Le tournant du tournoi

Et si? Et si, après ce coup incroyable entre les arbres (qui se terminera par un birdie!), le tacle avait été plus appuyé? Parfois, en sport, cela se joue à ça. Le marshall, voulant protéger Woods de la foule, glisse et heurte la cheville du héros. L'arbitre n'a pas mis de carton... 

Le dénouement du tournoi

Ce n'est pas le putt le plus difficile de sa carrière. Ni le plus long. Mais ces quelques derniers centimètres ont du paraître une éternité pour Woods et ses fans. Les 5 minutes qui suivent sont uniques. Les spectateurs  scandent "Tiger" sans s'arrêter. Tiger serre ses enfants, sa maman, ses proches dans ses bras. Puis fend la foule. Hurlant toutes les quinze secondes son bonheur d'être à nouveau l'élu.

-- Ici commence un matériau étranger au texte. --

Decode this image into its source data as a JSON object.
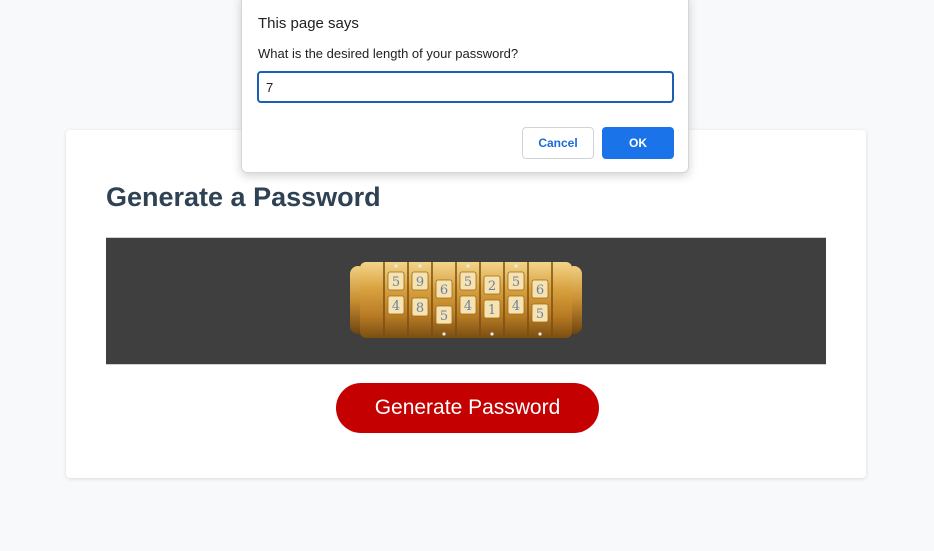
{
  "app": {
    "heading": "Generate a Password",
    "generate_button_label": "Generate Password",
    "button_color": "#c40000",
    "heading_color": "#2f4253",
    "banner_image": {
      "icon": "cryptex-lock-icon",
      "digits": [
        "5",
        "9",
        "6",
        "5",
        "2",
        "5",
        "7",
        "4",
        "8",
        "4",
        "1",
        "4",
        "6",
        "5",
        "3",
        "5",
        "1",
        "5"
      ]
    }
  },
  "dialog": {
    "title": "This page says",
    "message": "What is the desired length of your password?",
    "input_value": "7",
    "cancel_label": "Cancel",
    "ok_label": "OK",
    "accent_color": "#1a73e8"
  }
}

Le coup rassurant de la semaine

Zach Johnson a déjà remporté le Masters, mais il a fait le tour des réseaux pour une autre raison cette semaine. A l'adresse, il veut réaliser un dernier coup d'essai avec son drive quand... il heurte sa balle. Celle-ci finit un mètre devant l'ex Maître. Priceless. Pour la petite histoire, il pourra rejouer sans pénalité car ce n'était qu'un coup d'essai sur le départ et que c'était donc forcément involontaire.